Teaching Philosophy
For me, art is a powerful teacher, and teaching is a delicate art.
Art teaches when it has something to say, or reveals new ways to see, hear, think, or feel. However, instruction without a degree of sensitivity to the audience can leave them feeling cold, or even work against the artist’s message. Great artists, like great teachers, show respect for their audience as free-thinking individuals by leaving them the space to contemplate the themes and arrive at their own conclusions, rather than imposing a viewpoint upon them.
Artists also take pains to perfect their style, creating something beautiful and alluring in service to both their audience and their message. Humanists such as Petrarch remind us that beauty is no mere ornament, but something ennobling and transcendental that speaks to the soul and draws us toward truth and virtue. So, by creating work that is beautiful, artists entice us to stay long enough to experience what they have to offer.

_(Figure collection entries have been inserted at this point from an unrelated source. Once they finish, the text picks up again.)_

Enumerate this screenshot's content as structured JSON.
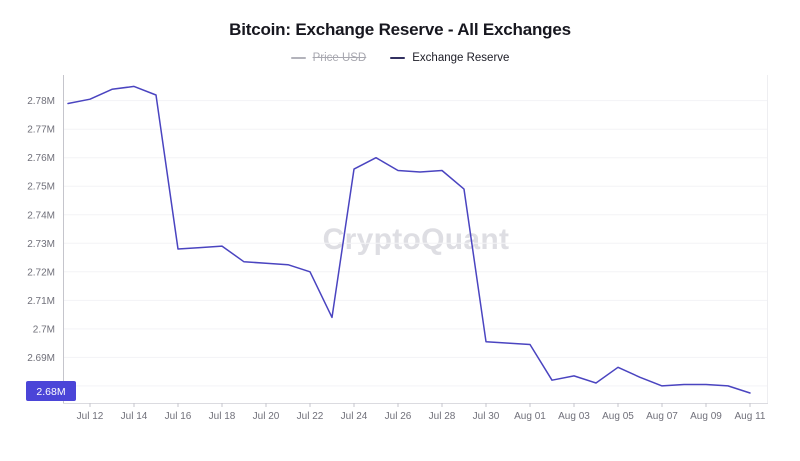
{
  "title": "Bitcoin: Exchange Reserve - All Exchanges",
  "legend": {
    "items": [
      {
        "label": "Price USD",
        "disabled": true,
        "color": "#b3b3bb"
      },
      {
        "label": "Exchange Reserve",
        "disabled": false,
        "color": "#323060"
      }
    ]
  },
  "watermark": "CryptoQuant",
  "current_value_badge": {
    "text": "2.68M",
    "color": "#4b45d8"
  },
  "colors": {
    "line": "#4a44c0",
    "grid": "#f3f3f6",
    "axis_left": "#c5c5cc",
    "axis_bottom": "#dbdbe0",
    "axis_right": "#eeeef1",
    "tick_text": "#70707a",
    "badge_text": "#ffffff"
  },
  "chart_data": {
    "type": "line",
    "title": "Bitcoin: Exchange Reserve - All Exchanges",
    "xlabel": "",
    "ylabel": "",
    "x": [
      "Jul 11",
      "Jul 12",
      "Jul 13",
      "Jul 14",
      "Jul 15",
      "Jul 16",
      "Jul 17",
      "Jul 18",
      "Jul 19",
      "Jul 20",
      "Jul 21",
      "Jul 22",
      "Jul 23",
      "Jul 24",
      "Jul 25",
      "Jul 26",
      "Jul 27",
      "Jul 28",
      "Jul 29",
      "Jul 30",
      "Jul 31",
      "Aug 01",
      "Aug 02",
      "Aug 03",
      "Aug 04",
      "Aug 05",
      "Aug 06",
      "Aug 07",
      "Aug 08",
      "Aug 09",
      "Aug 10",
      "Aug 11"
    ],
    "series": [
      {
        "name": "Exchange Reserve",
        "color": "#4a44c0",
        "values": [
          2.779,
          2.7805,
          2.784,
          2.785,
          2.782,
          2.728,
          2.7285,
          2.729,
          2.7235,
          2.723,
          2.7225,
          2.72,
          2.704,
          2.756,
          2.76,
          2.7555,
          2.755,
          2.7555,
          2.749,
          2.6955,
          2.695,
          2.6945,
          2.682,
          2.6835,
          2.681,
          2.6865,
          2.683,
          2.68,
          2.6805,
          2.6805,
          2.68,
          2.6775
        ]
      }
    ],
    "hidden_series": [
      "Price USD"
    ],
    "x_tick_labels": [
      "Jul 12",
      "Jul 14",
      "Jul 16",
      "Jul 18",
      "Jul 20",
      "Jul 22",
      "Jul 24",
      "Jul 26",
      "Jul 28",
      "Jul 30",
      "Aug 01",
      "Aug 03",
      "Aug 05",
      "Aug 07",
      "Aug 09",
      "Aug 11"
    ],
    "y_tick_labels": [
      "2.78M",
      "2.77M",
      "2.76M",
      "2.75M",
      "2.74M",
      "2.73M",
      "2.72M",
      "2.71M",
      "2.7M",
      "2.69M",
      "2.68M"
    ],
    "y_ticks": [
      2.78,
      2.77,
      2.76,
      2.75,
      2.74,
      2.73,
      2.72,
      2.71,
      2.7,
      2.69,
      2.68
    ],
    "ylim": [
      2.674,
      2.789
    ],
    "grid": "horizontal",
    "legend_position": "top",
    "last_value_label": "2.68M"
  }
}
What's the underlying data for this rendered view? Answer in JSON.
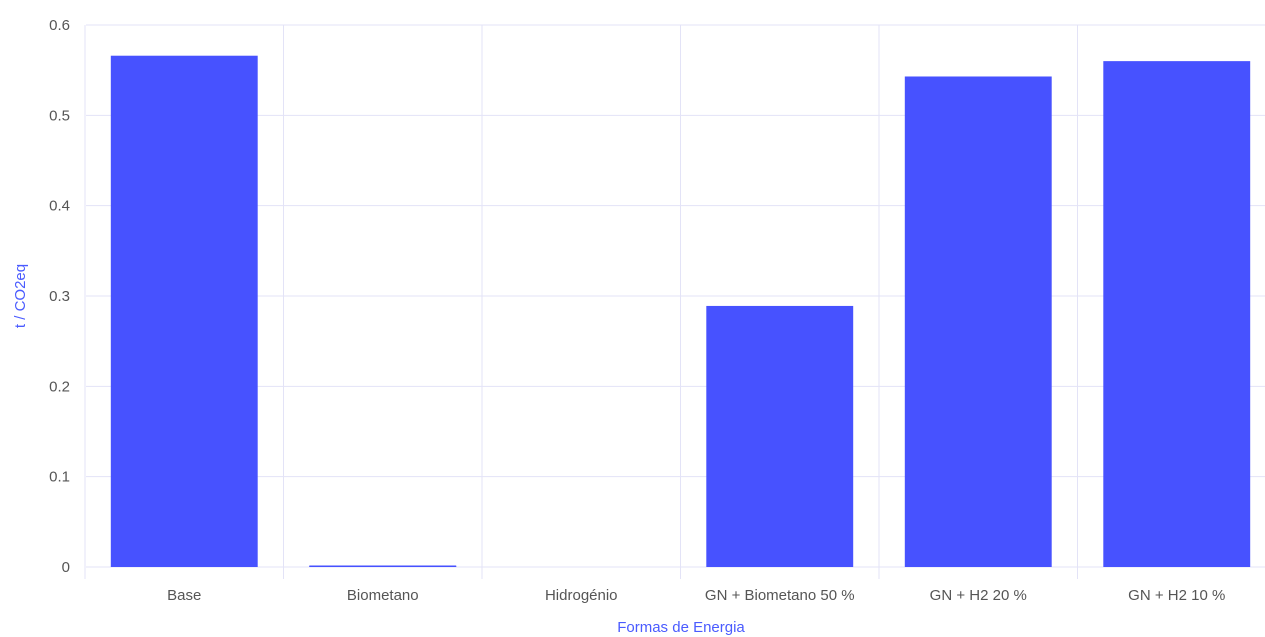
{
  "chart_data": {
    "type": "bar",
    "categories": [
      "Base",
      "Biometano",
      "Hidrogénio",
      "GN + Biometano 50 %",
      "GN + H2  20 %",
      "GN + H2  10 %"
    ],
    "values": [
      0.566,
      0.001,
      0,
      0.289,
      0.543,
      0.56
    ],
    "xlabel": "Formas de Energia",
    "ylabel": "t / CO2eq",
    "ylim": [
      0,
      0.6
    ],
    "yticks": [
      0,
      0.1,
      0.2,
      0.3,
      0.4,
      0.5,
      0.6
    ],
    "ytick_labels": [
      "0",
      "0.1",
      "0.2",
      "0.3",
      "0.4",
      "0.5",
      "0.6"
    ],
    "grid": true,
    "legend": "none",
    "colors": {
      "bar": "#4752ff",
      "grid": "#e3e3f7",
      "axis_title": "#4a5bff",
      "tick_text": "#555555"
    }
  }
}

Or, as Horace advised in the Ars Poetica:
“He who joins the instructive with the agreeable, carries off every vote, by delighting and at the same time admonishing the reader.”
The art of teaching is, in part, the ability to make the hardships of learning both enjoyable and rewarding. At times this calls for bringing elements of play and humour into our lessons. At other times, we must break difficult truths to students, perhaps to reveal some issue before helping to resolve it — which calls for subtlety and a delicate touch.
Erasmus also advocated this approach in his Letter to Christian Northoff (1497):
“A constant element of enjoyment must be mingled with our studies, so that we think of learning as a game rather than a form of drudgery, for no activity can be continued for long if it does not to some extent afford pleasure to the participant.”
This approach, I believe, is essential in the study of music, where a spirit of play and a desire to improve must be carefully balanced with one another. Otherwise, how can an audience take delight in our work if we, as musicians and artists, have not experienced the same delight in learning our craft? Or how can the audience experience what the work has to offer if the artist lacks the skill and craftsmanship to communicate its ideas with sufficient clarity?
Beyond this, I believe my aim as a teacher is not only to impart the art of learning, but also to share my lifelong love of it — and I hope my students may find a similar joy in their studies and in their approach to life.